Por Otávio Marchesini, Espresso Italia
Jannik Sinner volta à quadra esta noite em Indian Wells, num confronto que, na superfície, parece uma passagem de rota para o segundo favorito do torneio. Do outro lado da rede estará o tcheco Dalibor Svrcina (n.109 do ranking ATP), que chegou ao confronto vindo das qualificações e com o moral fortalecido após vencer o australiano Duckworth na estreia do quadro principal por 6-2, 6-4.
O cenário é conhecido: nas quatro participações anteriores em Indian Wells, Sinner alcançou as semifinais em duas ocasiões — 2023 e 2024 — e foi em ambas parado por um adversário que se tornou sua espécie de “bestia negra”, Carlos Alcaraz. Ainda assim, o retorno do altoatesino àquele palco californiano carrega nuances que vão além do simples histórico de resultados.
Companheiro de trabalho do treinador Darren Cahill, Sinner aproveitou a folga provocada pela eliminação precoce em Doha para antecipar a aclimatação ao piso americano. Desde o último fim de semana, treina no Indian Wells Tennis Garden com o objetivo claro de readaptar movimentos, ritmo e leitura de jogo ao cimento californiano. Como segunda cabeça de chave, ele entra diretamente no segundo turno e enfrentará um adversário que ainda não cruzou seu caminho na carreira.
No media day, Sinner foi direto na avaliação: “A minha preparação está a correr muito bem. Este é um lugar especial. Não poder jogar no ano passado torna tudo ainda mais significativo, e esperamos que seja um grande torneio”. O tom é profissional e medido: há ambição — “queremos chegar o mais longe possível” — e, ao mesmo tempo, a busca por refinamentos técnicos, sobretudo numa vontade explícita de ser mais agressivo da linha de fundo.

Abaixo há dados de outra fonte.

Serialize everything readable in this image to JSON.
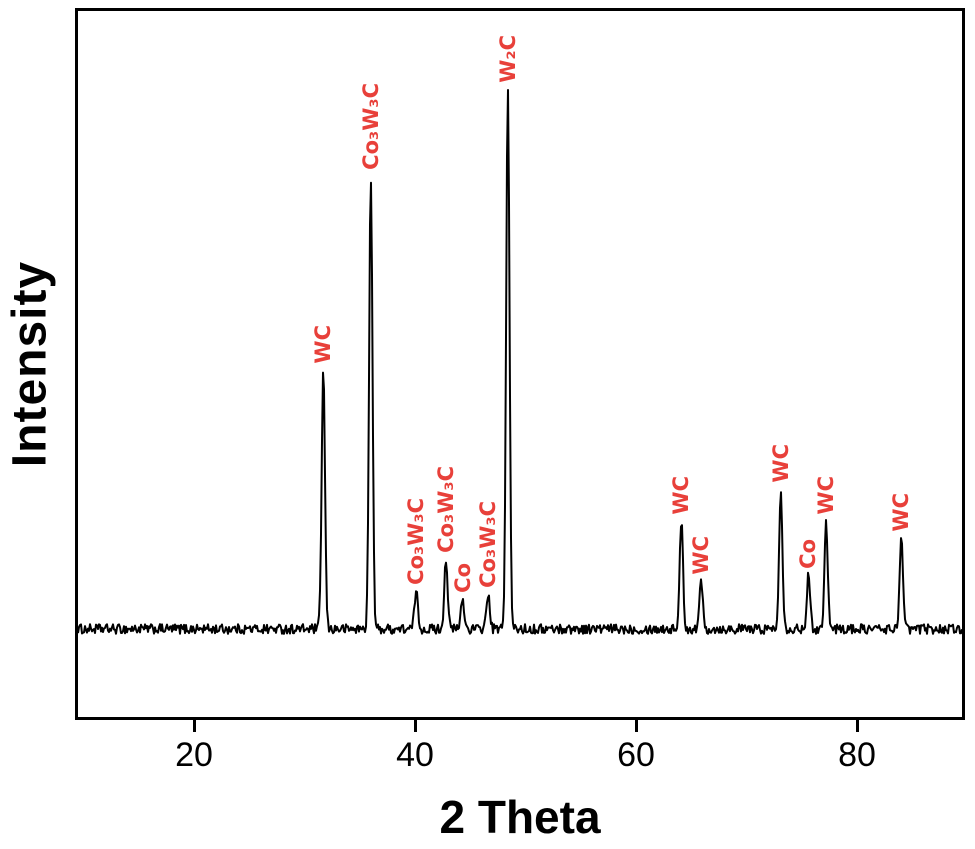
{
  "figure": {
    "y_axis_label": "Intensity",
    "x_axis_label": "2 Theta"
  },
  "colors": {
    "background": "#ffffff",
    "frame": "#000000",
    "trace": "#000000",
    "peak_label": "#e8403a"
  },
  "chart_data": {
    "type": "line",
    "title": "",
    "xlabel": "2 Theta",
    "ylabel": "Intensity",
    "xlim": [
      9.5,
      89.5
    ],
    "x_ticks": [
      20,
      40,
      60,
      80
    ],
    "grid": false,
    "legend": false,
    "y_axis_ticks": "none (arbitrary intensity units)",
    "baseline_intensity": 0,
    "noise_amplitude": 0.9,
    "peak_sigma_deg": 0.15,
    "intensity_scale_note": "intensities normalized so strongest peak (W2C) = 100",
    "peaks": [
      {
        "two_theta": 31.7,
        "intensity": 48,
        "label": "WC"
      },
      {
        "two_theta": 36.0,
        "intensity": 84,
        "label": "Co₃W₃C"
      },
      {
        "two_theta": 40.1,
        "intensity": 7,
        "label": "Co₃W₃C"
      },
      {
        "two_theta": 42.8,
        "intensity": 13,
        "label": "Co₃W₃C"
      },
      {
        "two_theta": 44.3,
        "intensity": 5.5,
        "label": "Co"
      },
      {
        "two_theta": 46.6,
        "intensity": 6.5,
        "label": "Co₃W₃C"
      },
      {
        "two_theta": 48.4,
        "intensity": 100,
        "label": "W₂C"
      },
      {
        "two_theta": 64.1,
        "intensity": 20,
        "label": "WC"
      },
      {
        "two_theta": 65.9,
        "intensity": 9,
        "label": "WC"
      },
      {
        "two_theta": 73.1,
        "intensity": 26,
        "label": "WC"
      },
      {
        "two_theta": 75.6,
        "intensity": 10,
        "label": "Co"
      },
      {
        "two_theta": 77.2,
        "intensity": 20,
        "label": "WC"
      },
      {
        "two_theta": 84.0,
        "intensity": 17,
        "label": "WC"
      }
    ]
  }
}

Relatando o esforço recente, o campeão de 24 anos destacou a intensidade dos treinos: “Foi uma semana de treinos muito dura para mim. Passámos muitas horas a trabalhar”. Num balanço sumaríssimo dos primeiros dois meses de 2026, Sinner citou semifinais na Austrália e quartas em Doha como sinais de uma temporada em crescimento, mas lembrou que ainda há caminho a percorrer antes da transição para a terra batida.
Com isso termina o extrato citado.